When I got into the Maryland Penitentiary, when our comrades Tahaku and Thomas Gathen, Tahaku, he was… The collective in the Maryland Penitentiary had a newsletter they were passing around, and he came on the [tear] with it. When he came in the [tear] with it, I asked him about it. He gave me a copy of it and we started talking, and he was the first one that made me aware that we had a collective of people in the Maryland Penitentiary that was Black Panthers, and told me that if and when I was sent into the population [inaudible] that I should look y’all up.

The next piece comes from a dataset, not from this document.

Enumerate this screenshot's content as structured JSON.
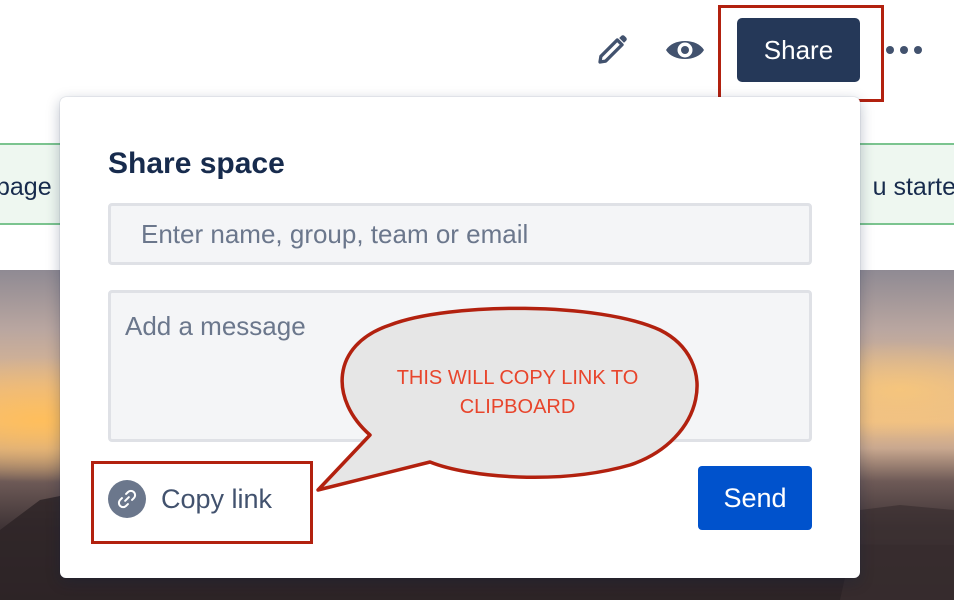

To digress, speaking of the riot, it was March the 29th where it was a foiled escape attempt by some prisoners. I was on the receiving side of the prison, and they opened up all the doors in order to cover up the foiled attempt. They opened all the doors on the receiving side, and our box being locked down 24/7, when they opened the doors up, everybody came out and it was mayhem. Prisoners was being raped. Guards were being assaulted. Prisoners were being assaulted. It was all-out mayhem. Like you said, some of the comrades that were in the west wing came and gave me some direction in terms of, this is not what it looked like. Because I’m thinking that it’s a political act and that this is a form of resistance towards the oppression that was going on in that particular prison at the time.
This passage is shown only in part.